The grieving girlfriend of a Wigan man broke down in tears when she was asked to describe the look on his face as he was approached by one of the men accused of killing him.
The murder trial at Manchester Crown Court was dramatically brought to a halt yesterday when heavily pregnant Leah Galvin spoke about her partner Billy Livesley.
Prosecutor Paul Reid QC asked her about the look on 21-year-old Billy’s face when Peter “Ricky” Connor approached him in a car park on Bickershaw Lane, Abram, on the evening of Friday, December 28.
Ms Galvin said “scared”, before breaking into tears.
The hearing had to be adjourned for a short time, before she returned to the witness box to finish giving evidence from behind screens.
Ms Galvin was asked again about what she saw.
She said: “He looked quite frightened and it takes a lot for Billy to look frightened. He looked scared, like he knew something was going to happen.”
Brothers Peter Connor, 32, of no fixed address, and David Connors, 24, of Layton Street Caravan Park, Layton Road, Preston, are on trial accused of murdering Billy, from Platt Bridge.
They both deny it.
The court heard Billy previously told his girlfriend that Connor had hit him.
He also told her Connor had asked him to sell drugs, which he refused. She said Billy was already selling cocaine.
On December 28, the couple went out for Chinese food, before returning to Billy’s house and then going to a club in Whelley with friend Dillon Bland.
Billy received a phone call from Sam Spruce asking him to give £80 to John “Leggy” Pownall, who he called and arranged to meet in the car park.
The couple and Mr Bland arrived first and when Mr Pownall got there, Billy got out of the car and went to speak to him through his car window.
Ms Galvin, who remained in the car, did not see him hand over any money, the court heard.
Then a van arrived and Connor got out, approached Billy and shouted to ask where his money was.
It was at this point Ms Galvin described his facial expression as “scared”. She said she thought Connor was going to “batter” him.
However, she did not see him hit Billy or make any contact with him, the court heard.
After Billy was injured, she heard someone say: “I’ve killed him Ricky, I’ve killed him.”
Afterwards, Connor returned to the car park alone and told them not to let Billy swallow his tongue.
Ms Galvin said he was “panicking because he knew he was doing something wrong”.
The court heard he also threatened her, saying the same thing would happen to her if she spoke about it.
Ms Galvin initially told the 999 operator and paramedics that Billy had fallen and cut his head on glass, because she felt “frightened” after Mr Pownall and Connor told her to be quiet.

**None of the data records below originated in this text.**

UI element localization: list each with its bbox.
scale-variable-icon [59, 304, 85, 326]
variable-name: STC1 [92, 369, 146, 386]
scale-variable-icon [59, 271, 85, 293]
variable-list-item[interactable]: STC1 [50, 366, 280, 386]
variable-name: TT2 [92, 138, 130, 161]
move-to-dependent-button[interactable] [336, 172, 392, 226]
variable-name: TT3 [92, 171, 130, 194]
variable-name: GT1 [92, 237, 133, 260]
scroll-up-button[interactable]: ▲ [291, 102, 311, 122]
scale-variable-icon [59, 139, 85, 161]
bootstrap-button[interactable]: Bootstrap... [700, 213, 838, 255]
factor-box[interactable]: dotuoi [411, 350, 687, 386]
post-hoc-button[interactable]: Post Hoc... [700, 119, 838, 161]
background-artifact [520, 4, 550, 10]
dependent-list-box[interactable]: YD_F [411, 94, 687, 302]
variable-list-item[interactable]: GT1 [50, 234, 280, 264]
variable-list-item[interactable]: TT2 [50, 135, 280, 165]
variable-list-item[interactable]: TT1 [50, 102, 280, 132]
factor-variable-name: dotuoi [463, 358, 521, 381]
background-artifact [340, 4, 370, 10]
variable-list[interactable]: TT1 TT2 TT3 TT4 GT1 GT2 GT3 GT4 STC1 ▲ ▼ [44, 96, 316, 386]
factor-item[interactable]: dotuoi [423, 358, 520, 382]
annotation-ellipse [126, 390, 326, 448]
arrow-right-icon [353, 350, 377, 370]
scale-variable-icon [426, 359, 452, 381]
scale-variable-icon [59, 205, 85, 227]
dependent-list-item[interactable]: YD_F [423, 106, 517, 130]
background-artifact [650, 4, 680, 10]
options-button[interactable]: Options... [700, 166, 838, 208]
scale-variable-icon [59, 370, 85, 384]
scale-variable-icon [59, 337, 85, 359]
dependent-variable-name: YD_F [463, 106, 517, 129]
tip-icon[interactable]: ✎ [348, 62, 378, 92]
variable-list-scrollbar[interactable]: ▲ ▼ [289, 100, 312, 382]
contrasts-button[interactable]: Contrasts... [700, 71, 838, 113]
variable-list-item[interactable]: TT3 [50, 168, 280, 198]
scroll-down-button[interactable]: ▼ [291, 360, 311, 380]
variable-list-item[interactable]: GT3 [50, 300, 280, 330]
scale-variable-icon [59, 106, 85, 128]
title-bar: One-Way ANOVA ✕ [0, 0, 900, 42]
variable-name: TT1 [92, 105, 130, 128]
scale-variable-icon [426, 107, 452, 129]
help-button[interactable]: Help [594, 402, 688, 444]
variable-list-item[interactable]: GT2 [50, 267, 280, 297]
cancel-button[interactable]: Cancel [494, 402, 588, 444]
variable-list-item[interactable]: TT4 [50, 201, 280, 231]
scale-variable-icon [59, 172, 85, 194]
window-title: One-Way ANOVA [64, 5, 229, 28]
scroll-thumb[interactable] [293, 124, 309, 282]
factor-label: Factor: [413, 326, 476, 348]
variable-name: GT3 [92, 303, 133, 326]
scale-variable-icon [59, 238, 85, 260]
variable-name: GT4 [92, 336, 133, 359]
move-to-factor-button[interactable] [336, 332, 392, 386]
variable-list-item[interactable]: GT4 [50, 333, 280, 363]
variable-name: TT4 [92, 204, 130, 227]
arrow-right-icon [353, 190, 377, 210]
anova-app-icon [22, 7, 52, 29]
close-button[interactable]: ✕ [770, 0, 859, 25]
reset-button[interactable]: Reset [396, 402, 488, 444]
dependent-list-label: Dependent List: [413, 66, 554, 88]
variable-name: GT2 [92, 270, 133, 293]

She said she decided to tell the truth after speaking to Billy’s father.
The court also heard from Andrew Naylor, a friend of Billy’s who was outside his grandmother Pat Livesley’s house with friends that evening when he got a phone call.
Mr Bland told him: “Billy’s down, Jack’s car park” and Mr Naylor and his three friends got in his car, he said.
They initially went to Neville Street in Platt Bridge, thinking he meant Jacko’s Den. But after calling back, they discovered Mr Bland was referring to Jack Pownall, who is John Pownall’s nephew, and went to the car park on Bickershaw Lane
Mr Naylor said Ms Galvin was “hysterical” when he arrived, Mr Bland looked “white” and paramedics were with Billy, who was on the ground. He was bleeding and looked to be fitting, he said.
He asked what had happened and Mr Bland told him Billy had fallen, but he became angry as he thought he was not telling the truth.
“I grabbed hold of him,” he said.
Mr Bland then told him travellers “have had him”.
Mr Naylor told the court about an incident at the funeral of four-year-old Presley Stockton, when Connor shouted him over and told him: “Tell Billy and Jake [Pownall] I’m going to smash their heads in.”
Connor’s barrister Ben Myers QC questioned why he did not tell police about this until his final statement of four and suggested someone else had refreshed his memory of what happened.
But Mr Naylor said he had a “very clear memory” of it and it would take too long if he mentioned “every little detail”.
Connors’ barrister Tim Clark QC asked Mr Naylor about several verbal incidents involving his client and Billy, but he denied knowing about them.
He disputed the suggestion that Billy carried weapons, saying he was “not a violent person”.
Statements were read to the court from two paramedics who were called to Bickershaw Lane at 9.24pm on December 28. They said it was a “category one emergency call” and when they arrived they found Billy lying on the floor on his right side, close to a pool of blood.
There were several people there and the paramedics said Ms Galvin told them Billy had fallen.
He had a “significant” injury and was taken to the ambulance on a spinal board, where the paramedics worked on him.
A black car with three to four men in arrived and there was a scuffle between them, with one paramedic saying she feared for her safety, and police were called.
Billy was taken to Wigan Infirmary, with Ms Galvin allowed to travel in the ambulance.
The court heard he stopped breathing on the way to the hospital for about a minute, but was treated and started breathing unaided.